For Hambach, that alone makes the proposal unrealistic from the outset. “The only theoretical possibility would be if member states reduced their own taxes accordingly,” he says. “But how would that work?” Germany alone would illustrate the difficulty. “In Germany we have 16 federal states involved. They would all have to agree to give up part of their tax revenue and send it to a European fund. That’s simply not going to happen—especially if nothing comes back in return.”
What role could EU play in gambling legislation?
For now, the European Commission appears to share that scepticism. A spokesperson noted that the Commission’s own proposals for EU funding sources do not include a gambling tax. “The Commission put its own ideas for resources forward in July 2025. They do not contain any own resource based on a harmonised EU gambling tax,” the spokesperson said. The Commission also emphasised the legal reality of the sector. “Gambling taxation is first and foremost a matter of national competence of Member States.”
That does not mean the EU has no role at all. Cross-border gambling raises questions around administrative cooperation, anti-money-laundering compliance, and consumer protection. But those areas fall largely within regulatory rather than fiscal frameworks.
Malta is skeptical of the EU gambling tax
Regulators themselves are approaching the debate cautiously. The Malta Gaming Authority, one of Europe’s most influential gambling regulators, says discussions are still at a “very preliminary and exploratory“ level. “The MGA’s primary remit is to ensure effective oversight, player protection, and the integrity and sustainability of the gaming sector within our jurisdiction, rather than fiscal policy design.”
Legal experts in Malta also see fundamental structural and legal obstacles to the proposal. Terence Cassar of GTG Legal says the concept faces significant barriers under the EU’s current legal framework. “The proposal is not legally feasible in my view, and there is no relevance to speculate on what form any such measure may take, as it will simply fail from the get-go,” Cassar said. The question of EU competence is particularly sensitive.
“In my view, the EU does not have the legal competence to introduce any such harmonised gambling tax regime. Unanimity would be needed,” Cassar said. Attempting to justify such a measure under internal market rules would also face legal obstacles. “Framing the concept under internal market provisions presumes necessity for the functioning of the EU’s internal market – when there can be no such framing, at least until gambling regulatory harmonisation is first achieved.”
Integration has limits
Negrescu’s proposal also refers to the introduction of an EU directive against illegal and unlicensed platforms. “In that sense, the initiative could potentially be linked to a broader attempt to advance some level of regulatory harmonisation within the EU online gambling sector, ”says Cassar. For now, though, such harmonisation remains distant. “To date, however, attempts to achieve such harmonisation at EU level have proven largely unsuccessful.”

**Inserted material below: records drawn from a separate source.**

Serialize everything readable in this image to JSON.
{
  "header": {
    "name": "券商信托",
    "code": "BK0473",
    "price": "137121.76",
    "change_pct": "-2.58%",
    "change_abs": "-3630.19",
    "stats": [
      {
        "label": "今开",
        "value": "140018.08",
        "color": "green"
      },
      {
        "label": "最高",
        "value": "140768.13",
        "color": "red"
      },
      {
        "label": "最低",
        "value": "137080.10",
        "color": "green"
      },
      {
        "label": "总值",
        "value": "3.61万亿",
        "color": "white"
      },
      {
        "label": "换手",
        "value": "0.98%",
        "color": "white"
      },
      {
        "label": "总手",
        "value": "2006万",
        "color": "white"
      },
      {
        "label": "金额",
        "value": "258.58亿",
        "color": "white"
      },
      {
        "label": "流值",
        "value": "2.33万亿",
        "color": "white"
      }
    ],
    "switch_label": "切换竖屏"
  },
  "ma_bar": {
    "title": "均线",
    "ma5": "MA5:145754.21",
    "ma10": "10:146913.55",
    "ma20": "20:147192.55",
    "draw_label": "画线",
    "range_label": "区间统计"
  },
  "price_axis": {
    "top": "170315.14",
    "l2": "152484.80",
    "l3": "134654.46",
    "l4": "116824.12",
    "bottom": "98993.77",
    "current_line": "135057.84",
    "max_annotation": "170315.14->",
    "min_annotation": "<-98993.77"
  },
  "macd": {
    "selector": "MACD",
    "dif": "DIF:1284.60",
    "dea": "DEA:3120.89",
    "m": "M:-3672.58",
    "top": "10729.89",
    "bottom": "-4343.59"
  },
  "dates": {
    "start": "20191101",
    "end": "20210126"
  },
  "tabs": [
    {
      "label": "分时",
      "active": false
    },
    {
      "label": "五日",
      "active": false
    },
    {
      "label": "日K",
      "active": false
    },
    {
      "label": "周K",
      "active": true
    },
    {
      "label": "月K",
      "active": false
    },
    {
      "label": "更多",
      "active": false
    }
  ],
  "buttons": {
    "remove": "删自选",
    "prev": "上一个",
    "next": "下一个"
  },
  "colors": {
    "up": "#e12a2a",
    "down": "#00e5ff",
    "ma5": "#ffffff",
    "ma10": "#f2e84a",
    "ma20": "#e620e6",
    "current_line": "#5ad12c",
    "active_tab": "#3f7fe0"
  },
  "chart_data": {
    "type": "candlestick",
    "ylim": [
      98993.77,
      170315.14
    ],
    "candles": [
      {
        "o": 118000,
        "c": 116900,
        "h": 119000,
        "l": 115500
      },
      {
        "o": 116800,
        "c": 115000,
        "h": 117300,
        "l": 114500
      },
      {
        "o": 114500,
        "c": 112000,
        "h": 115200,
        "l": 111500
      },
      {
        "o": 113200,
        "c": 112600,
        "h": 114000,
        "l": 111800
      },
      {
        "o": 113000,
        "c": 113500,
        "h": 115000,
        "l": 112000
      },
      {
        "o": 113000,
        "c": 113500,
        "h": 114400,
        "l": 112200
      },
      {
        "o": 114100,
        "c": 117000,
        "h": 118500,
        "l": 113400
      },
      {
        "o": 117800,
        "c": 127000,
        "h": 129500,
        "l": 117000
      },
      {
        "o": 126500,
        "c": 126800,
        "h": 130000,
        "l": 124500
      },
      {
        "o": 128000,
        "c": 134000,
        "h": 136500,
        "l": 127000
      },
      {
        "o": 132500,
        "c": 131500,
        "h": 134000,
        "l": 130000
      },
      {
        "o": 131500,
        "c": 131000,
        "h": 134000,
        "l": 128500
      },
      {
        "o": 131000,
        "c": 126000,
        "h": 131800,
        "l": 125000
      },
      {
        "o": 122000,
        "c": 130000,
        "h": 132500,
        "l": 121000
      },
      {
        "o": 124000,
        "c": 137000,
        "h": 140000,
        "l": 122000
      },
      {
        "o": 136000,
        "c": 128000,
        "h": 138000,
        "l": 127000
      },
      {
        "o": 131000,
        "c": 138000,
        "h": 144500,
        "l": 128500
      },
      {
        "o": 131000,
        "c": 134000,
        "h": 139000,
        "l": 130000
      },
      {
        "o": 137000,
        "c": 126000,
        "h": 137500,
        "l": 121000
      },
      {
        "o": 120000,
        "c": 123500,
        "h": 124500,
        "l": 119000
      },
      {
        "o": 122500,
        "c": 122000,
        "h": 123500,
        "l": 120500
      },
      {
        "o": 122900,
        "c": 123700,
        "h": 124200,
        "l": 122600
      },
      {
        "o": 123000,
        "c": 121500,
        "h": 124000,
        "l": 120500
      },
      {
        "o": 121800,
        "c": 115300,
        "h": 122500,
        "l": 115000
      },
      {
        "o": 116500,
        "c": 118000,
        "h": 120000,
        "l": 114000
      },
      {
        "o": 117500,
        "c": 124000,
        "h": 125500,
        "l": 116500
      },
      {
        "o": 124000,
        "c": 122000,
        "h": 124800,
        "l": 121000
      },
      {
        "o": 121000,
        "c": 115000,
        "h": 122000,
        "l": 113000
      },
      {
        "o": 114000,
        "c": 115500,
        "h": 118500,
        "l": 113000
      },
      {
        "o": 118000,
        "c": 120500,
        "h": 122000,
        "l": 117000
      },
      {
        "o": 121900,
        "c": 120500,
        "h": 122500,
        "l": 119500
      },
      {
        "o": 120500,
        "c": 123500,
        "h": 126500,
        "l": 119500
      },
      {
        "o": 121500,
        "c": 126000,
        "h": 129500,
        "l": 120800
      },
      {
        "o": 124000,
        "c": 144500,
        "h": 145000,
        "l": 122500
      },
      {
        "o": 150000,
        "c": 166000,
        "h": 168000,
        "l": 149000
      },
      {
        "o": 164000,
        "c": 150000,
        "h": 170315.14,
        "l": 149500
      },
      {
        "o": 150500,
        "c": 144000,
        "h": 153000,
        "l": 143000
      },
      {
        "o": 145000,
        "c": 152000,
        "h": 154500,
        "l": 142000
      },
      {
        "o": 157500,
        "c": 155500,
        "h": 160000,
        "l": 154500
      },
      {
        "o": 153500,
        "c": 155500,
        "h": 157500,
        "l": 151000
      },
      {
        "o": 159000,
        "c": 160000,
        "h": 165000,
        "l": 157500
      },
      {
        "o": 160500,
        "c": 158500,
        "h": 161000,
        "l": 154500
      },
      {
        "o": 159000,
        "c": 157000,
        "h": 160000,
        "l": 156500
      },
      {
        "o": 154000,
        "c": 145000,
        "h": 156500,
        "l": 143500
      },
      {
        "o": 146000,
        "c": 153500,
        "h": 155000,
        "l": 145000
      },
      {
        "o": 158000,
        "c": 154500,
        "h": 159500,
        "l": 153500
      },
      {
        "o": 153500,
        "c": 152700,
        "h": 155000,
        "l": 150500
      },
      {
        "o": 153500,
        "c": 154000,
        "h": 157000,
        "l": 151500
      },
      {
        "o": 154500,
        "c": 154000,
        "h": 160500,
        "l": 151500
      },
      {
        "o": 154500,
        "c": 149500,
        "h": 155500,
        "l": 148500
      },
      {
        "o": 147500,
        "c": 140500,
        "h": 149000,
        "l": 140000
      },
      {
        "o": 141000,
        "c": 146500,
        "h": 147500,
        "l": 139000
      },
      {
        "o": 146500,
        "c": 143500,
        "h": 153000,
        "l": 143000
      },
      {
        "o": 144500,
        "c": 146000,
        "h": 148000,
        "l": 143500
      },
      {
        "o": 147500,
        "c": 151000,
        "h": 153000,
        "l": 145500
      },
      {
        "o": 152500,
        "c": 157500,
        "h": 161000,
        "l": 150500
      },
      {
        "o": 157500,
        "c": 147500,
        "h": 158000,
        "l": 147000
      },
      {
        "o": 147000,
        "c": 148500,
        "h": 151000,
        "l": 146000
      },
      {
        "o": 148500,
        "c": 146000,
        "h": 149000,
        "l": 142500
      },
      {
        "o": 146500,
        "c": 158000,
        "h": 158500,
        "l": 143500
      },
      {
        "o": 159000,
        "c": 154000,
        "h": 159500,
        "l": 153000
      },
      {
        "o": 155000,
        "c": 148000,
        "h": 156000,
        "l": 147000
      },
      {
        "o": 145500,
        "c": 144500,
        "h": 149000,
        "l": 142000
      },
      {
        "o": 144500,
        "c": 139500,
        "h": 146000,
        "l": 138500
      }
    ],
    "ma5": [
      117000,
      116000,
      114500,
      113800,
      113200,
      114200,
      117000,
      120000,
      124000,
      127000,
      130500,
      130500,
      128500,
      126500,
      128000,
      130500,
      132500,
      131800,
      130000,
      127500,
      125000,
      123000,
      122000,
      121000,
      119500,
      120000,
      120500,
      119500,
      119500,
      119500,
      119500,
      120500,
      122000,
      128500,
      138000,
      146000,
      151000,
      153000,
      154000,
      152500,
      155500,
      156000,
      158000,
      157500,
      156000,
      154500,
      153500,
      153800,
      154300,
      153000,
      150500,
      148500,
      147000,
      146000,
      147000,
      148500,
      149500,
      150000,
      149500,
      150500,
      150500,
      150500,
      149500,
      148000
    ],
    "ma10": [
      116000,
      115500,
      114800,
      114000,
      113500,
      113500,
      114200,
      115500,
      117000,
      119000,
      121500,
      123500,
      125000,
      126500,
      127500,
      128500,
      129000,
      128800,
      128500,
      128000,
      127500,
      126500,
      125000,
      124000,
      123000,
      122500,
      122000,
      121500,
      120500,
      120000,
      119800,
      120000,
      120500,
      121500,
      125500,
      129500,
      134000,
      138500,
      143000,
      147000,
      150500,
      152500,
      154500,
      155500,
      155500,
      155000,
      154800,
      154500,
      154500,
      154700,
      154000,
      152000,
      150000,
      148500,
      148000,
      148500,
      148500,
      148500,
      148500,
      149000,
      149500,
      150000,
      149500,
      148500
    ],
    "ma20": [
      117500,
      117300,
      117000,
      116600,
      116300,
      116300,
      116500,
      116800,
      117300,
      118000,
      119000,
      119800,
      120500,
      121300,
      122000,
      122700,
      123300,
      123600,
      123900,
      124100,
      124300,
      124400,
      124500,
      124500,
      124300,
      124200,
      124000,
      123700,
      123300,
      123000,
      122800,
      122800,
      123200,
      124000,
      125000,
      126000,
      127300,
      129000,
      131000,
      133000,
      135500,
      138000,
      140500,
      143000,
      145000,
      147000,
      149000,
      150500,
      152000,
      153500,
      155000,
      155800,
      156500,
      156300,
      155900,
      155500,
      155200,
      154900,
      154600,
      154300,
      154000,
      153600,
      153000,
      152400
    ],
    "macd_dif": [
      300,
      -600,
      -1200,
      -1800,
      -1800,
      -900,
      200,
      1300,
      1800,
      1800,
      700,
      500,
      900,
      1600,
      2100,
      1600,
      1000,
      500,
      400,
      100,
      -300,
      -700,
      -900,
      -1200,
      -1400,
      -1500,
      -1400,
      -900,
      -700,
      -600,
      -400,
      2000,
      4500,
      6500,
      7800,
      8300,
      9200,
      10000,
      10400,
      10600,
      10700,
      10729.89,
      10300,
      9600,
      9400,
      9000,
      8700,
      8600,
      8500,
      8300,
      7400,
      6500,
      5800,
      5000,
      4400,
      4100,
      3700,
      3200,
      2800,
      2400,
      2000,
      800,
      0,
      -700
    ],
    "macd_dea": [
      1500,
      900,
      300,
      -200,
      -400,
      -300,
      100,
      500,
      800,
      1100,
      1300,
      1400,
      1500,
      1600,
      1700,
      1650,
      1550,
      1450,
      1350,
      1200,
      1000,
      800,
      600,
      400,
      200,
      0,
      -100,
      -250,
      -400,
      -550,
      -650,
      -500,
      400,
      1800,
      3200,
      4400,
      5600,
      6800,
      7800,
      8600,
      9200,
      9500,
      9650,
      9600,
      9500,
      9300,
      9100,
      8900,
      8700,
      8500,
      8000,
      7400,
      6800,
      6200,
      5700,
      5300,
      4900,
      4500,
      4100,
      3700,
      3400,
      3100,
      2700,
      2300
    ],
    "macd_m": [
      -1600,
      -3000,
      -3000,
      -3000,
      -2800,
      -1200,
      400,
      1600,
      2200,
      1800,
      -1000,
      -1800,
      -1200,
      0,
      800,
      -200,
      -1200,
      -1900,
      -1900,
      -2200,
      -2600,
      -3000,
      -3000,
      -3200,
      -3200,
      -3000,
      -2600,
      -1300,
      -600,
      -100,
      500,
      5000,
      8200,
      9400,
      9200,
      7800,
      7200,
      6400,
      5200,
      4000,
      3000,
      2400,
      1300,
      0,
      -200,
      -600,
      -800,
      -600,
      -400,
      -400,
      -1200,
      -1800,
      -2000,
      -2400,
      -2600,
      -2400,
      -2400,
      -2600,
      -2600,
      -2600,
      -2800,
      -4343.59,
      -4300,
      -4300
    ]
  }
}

As Hambach notes, such coordination would have to begin with regulation, not taxation. “True harmonisation would start with regulation,” he said. “There have been attempts before at EU-level regulatory harmonisation, and they failed. Member states won’t accept it. And tax and regulation are closely linked—you can’t separate them.”
For now, Negrescu’s proposal seems destined to remain part of the political conversation rather than the legislative agenda. It captures a growing appetite in Brussels to explore new revenue sources—But it also shows that European integration still has limits, especially in areas that are closely connected to a country’s own national power and control.